Thanks for posting this - I need to be reminded. Some of the things I hate about being overweight:
-problems with mobility
-hypertension, sleep apnea, diabetes, high cholesterol and triglycerides
-clothes aren't attractive and/or no longer fit, no matter what I choose
-not being able to take dance classes
-not being able to participate in most activities with my kids - sledding, tubing, amusement park rides, going on field trips that require a lot of walking
-running away from cameras
-feeling 'less than'
-sweating all of the time
-always focussing on food (still an issue sometimes, but not nearly as much)

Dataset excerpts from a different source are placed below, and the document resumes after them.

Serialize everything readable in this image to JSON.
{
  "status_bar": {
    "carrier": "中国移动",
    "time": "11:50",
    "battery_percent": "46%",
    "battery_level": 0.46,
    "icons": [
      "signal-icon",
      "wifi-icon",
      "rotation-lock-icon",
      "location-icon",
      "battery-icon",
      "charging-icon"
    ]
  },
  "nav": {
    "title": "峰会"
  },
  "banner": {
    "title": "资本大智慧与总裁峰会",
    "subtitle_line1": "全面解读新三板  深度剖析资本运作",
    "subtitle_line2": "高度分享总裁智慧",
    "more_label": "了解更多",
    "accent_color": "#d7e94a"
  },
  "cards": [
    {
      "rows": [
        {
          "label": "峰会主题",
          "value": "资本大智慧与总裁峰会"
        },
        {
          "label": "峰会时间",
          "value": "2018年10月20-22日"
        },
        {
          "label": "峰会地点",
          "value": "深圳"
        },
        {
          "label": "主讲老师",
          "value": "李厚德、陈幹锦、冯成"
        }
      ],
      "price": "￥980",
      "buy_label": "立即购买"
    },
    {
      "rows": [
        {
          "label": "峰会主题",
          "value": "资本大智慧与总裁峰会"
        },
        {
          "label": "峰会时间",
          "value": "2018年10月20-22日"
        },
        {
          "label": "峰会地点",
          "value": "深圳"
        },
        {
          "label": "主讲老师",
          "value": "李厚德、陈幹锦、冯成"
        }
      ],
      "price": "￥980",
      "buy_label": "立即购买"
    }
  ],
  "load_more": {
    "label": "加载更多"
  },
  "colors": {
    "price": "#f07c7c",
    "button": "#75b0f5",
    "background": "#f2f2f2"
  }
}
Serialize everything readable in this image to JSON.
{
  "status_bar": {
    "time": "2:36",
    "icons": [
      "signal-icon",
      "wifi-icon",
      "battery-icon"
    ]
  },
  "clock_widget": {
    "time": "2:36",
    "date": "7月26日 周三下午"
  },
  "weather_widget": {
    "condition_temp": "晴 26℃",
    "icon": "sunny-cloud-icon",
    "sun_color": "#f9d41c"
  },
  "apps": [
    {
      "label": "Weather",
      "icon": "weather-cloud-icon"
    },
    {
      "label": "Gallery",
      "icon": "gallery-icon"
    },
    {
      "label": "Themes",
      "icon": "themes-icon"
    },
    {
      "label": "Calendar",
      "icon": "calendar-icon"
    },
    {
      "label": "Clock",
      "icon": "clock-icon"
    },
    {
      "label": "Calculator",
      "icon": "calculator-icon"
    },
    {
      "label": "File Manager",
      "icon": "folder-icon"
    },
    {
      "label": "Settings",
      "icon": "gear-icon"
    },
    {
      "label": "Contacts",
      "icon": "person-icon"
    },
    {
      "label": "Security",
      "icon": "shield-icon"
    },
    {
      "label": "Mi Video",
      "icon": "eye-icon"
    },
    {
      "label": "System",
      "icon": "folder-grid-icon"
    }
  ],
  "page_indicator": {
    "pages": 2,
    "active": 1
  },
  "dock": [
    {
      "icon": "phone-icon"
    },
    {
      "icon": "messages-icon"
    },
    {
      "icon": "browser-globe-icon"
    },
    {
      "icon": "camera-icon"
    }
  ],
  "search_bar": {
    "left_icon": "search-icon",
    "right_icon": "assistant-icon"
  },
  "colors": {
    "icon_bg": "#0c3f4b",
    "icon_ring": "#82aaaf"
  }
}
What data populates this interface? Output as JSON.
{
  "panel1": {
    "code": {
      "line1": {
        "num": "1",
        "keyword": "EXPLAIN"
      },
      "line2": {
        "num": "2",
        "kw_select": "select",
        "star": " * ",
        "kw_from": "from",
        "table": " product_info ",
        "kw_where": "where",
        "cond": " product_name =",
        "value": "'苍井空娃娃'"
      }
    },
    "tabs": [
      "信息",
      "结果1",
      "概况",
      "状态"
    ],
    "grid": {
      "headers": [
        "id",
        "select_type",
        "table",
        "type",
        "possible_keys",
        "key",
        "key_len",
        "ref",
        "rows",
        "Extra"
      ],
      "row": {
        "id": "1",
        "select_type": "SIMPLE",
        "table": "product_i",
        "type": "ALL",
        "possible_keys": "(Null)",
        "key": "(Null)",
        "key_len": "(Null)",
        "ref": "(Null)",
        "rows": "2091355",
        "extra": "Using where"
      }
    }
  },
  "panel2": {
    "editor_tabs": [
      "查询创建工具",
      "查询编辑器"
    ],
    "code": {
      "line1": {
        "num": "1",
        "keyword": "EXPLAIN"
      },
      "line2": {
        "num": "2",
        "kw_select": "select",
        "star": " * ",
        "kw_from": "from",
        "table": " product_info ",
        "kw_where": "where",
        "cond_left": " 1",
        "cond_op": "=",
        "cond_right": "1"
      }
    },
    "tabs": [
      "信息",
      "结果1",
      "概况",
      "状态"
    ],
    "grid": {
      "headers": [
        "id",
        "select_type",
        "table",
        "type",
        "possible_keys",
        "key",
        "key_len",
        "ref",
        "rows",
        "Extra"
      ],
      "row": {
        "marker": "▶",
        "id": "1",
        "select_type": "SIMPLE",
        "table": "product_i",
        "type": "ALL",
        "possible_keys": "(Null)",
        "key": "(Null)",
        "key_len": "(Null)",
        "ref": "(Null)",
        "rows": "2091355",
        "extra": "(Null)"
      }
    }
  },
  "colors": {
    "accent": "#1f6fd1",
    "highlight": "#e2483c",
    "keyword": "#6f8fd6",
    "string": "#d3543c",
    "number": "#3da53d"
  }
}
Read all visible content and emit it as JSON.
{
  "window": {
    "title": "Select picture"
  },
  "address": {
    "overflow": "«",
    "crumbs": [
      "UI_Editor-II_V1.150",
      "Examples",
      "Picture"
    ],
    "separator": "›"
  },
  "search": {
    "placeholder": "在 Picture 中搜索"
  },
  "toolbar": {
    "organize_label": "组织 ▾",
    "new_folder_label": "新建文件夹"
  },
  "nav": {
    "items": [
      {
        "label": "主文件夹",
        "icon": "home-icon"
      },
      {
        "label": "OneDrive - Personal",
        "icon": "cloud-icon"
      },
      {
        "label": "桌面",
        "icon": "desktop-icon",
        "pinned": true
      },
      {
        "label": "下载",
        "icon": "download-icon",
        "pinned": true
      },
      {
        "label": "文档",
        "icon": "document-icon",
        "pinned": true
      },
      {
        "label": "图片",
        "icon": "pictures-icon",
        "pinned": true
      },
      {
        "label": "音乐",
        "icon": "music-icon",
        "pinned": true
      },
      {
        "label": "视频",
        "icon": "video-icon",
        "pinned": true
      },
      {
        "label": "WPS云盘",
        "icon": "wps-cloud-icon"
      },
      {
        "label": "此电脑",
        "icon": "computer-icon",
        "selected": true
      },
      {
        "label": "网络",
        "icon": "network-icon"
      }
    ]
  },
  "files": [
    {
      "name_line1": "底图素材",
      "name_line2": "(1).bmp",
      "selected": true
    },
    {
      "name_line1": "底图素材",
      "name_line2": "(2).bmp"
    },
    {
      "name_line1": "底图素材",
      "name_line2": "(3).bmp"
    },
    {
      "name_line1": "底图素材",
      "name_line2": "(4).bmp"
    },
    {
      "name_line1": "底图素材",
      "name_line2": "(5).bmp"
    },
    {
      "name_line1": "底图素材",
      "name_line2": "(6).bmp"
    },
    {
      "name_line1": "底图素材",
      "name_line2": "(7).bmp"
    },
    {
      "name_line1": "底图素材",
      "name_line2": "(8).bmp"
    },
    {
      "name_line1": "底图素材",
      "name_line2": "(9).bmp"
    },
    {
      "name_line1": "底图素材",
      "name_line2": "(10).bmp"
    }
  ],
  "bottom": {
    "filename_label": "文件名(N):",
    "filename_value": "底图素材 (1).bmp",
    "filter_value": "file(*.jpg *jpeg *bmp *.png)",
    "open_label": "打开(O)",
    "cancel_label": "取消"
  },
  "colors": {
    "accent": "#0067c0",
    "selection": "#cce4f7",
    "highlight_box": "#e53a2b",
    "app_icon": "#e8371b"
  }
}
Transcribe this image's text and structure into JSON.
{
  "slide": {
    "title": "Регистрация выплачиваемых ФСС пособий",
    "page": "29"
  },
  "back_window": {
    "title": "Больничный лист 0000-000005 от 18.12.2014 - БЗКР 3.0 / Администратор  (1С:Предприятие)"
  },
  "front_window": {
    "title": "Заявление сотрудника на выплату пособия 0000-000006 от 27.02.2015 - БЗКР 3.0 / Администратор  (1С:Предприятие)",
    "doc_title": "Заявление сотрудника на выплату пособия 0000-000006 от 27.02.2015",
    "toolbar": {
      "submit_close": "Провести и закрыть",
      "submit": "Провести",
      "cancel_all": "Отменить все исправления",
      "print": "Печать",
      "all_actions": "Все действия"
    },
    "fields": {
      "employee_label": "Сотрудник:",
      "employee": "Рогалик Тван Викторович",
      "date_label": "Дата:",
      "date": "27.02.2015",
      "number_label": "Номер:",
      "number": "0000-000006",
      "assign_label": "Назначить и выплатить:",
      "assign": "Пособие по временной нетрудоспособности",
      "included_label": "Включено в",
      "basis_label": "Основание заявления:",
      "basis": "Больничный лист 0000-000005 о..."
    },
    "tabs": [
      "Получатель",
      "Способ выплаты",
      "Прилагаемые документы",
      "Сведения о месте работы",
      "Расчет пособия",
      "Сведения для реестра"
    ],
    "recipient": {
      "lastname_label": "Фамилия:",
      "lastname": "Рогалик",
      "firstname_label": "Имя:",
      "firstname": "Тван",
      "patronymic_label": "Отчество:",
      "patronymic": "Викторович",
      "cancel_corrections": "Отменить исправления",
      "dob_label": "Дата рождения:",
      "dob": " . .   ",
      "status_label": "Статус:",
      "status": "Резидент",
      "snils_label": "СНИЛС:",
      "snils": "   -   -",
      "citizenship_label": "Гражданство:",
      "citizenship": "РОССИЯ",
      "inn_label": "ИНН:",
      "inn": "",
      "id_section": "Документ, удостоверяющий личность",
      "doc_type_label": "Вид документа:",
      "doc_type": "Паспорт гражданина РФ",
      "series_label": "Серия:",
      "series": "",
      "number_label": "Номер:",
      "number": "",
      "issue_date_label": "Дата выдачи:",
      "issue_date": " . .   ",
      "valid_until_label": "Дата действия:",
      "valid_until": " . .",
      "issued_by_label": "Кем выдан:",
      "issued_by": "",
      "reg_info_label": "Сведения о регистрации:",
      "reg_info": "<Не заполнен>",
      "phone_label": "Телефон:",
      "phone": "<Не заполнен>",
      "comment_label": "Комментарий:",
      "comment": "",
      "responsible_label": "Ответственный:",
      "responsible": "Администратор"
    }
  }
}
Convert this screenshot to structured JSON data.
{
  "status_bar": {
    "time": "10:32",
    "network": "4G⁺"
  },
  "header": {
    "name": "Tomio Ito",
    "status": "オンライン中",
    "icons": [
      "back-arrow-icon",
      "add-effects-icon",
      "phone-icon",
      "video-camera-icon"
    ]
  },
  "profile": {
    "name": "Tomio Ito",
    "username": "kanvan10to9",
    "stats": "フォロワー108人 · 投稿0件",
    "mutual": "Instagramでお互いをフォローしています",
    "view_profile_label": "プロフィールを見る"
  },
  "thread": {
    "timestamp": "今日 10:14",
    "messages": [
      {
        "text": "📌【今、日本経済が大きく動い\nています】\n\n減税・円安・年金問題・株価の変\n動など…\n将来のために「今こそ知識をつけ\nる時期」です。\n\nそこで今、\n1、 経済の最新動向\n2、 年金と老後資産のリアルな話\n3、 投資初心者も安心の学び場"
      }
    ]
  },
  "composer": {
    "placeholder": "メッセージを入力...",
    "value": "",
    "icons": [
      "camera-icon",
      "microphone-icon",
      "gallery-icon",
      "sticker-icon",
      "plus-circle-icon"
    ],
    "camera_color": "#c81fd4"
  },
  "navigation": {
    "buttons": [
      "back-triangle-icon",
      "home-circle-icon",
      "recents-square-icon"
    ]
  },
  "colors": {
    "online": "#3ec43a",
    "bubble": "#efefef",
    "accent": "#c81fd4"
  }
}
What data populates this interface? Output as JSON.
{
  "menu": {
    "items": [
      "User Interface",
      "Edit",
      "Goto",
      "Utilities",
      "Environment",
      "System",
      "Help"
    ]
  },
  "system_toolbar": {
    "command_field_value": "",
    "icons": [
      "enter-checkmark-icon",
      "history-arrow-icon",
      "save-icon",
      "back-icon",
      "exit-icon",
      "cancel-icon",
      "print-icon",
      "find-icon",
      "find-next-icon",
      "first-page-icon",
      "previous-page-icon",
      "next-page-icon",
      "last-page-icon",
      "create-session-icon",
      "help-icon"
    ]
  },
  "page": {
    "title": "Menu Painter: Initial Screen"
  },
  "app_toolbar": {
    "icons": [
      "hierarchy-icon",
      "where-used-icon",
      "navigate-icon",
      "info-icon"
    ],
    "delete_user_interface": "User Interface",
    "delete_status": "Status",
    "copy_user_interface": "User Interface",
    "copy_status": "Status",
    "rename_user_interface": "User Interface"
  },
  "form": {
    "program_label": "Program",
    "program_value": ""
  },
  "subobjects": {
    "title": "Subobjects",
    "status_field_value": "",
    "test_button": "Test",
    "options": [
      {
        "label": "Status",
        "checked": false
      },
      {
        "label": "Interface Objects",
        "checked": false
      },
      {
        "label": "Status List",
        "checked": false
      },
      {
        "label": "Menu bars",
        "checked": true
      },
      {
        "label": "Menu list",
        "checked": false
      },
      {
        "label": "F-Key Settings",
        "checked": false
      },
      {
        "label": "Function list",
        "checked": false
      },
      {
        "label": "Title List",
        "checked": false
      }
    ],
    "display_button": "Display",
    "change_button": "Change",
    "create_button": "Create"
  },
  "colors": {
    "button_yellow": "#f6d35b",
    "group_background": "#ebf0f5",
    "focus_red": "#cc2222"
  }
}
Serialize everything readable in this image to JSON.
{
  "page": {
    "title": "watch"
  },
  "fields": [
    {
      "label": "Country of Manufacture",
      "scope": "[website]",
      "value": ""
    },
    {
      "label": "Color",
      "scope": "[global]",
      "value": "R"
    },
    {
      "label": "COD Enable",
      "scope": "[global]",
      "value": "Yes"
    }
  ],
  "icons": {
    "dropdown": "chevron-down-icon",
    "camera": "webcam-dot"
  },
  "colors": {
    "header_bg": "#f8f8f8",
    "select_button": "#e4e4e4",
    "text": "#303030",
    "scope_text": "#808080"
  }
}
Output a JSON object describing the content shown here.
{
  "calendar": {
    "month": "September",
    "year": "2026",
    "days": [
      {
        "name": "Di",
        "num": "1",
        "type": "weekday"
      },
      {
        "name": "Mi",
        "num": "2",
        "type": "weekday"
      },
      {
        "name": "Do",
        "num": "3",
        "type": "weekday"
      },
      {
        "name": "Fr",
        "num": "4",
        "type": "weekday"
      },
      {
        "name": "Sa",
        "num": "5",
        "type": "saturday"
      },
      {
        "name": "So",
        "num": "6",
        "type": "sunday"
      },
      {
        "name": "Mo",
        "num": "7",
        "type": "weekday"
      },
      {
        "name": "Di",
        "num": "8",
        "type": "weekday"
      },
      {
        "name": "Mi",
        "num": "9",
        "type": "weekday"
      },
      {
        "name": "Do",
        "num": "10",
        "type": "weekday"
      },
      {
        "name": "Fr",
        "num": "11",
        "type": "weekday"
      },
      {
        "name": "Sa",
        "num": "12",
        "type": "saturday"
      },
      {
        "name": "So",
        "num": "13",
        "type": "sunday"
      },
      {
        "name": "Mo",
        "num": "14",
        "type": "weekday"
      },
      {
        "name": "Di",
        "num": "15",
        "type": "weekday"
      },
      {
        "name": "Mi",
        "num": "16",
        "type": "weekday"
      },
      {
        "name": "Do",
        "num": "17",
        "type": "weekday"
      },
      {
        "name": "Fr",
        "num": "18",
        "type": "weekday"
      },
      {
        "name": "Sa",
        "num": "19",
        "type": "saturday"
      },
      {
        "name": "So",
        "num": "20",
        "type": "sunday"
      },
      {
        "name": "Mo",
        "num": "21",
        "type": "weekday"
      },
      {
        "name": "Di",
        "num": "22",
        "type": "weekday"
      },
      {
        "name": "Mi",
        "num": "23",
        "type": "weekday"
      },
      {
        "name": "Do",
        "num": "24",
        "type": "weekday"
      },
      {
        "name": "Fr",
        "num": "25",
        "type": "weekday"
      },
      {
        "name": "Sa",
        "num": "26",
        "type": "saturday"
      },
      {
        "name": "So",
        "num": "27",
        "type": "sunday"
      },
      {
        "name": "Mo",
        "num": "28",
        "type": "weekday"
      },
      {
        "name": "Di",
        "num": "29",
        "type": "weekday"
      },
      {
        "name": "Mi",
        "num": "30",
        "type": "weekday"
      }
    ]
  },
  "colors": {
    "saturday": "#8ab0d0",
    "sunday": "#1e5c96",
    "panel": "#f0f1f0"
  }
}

-not being able to easily take care of personal hygiene and grooming
-not wanting to look at myself in mirrors
-being certain of an early death
Just to name a few....
Knowing that people are judging me and feeling sorry for me. That's the worst for me.
VSG with Dr. Salameh - 3/13/2014
Diagnosed with Binge Eating Disorder and started Vyvanse - 7/22/2016
Reconstructive Surgeries with Dr. Michaels - 6/5/2017 (LBL & brachioplasty), 8/14/2017 (UBL & mastopexy), 11/6/2017 (medial leg lift)
Age 42 Height 5'4" HW 319 (1/3/2014) SW 293 (3/13/2014) CW 149 (7/16/2017)
Next Goal 145 - normal BMI | Total Weight Lost 170
TrendWeight | Food Blog (sort of functional) | Journal (down for maintenance)
Reasons I hate being overweight:
1. "Help I've fallen and I can't get up"..... That's me!
2. Watching everyone else enjoy activities that I would love to do but feeling I am too big to participate.
3. Avoiding camera's pointed in my direction. Finding people to stand in front of me if I can't get out of being in the photo.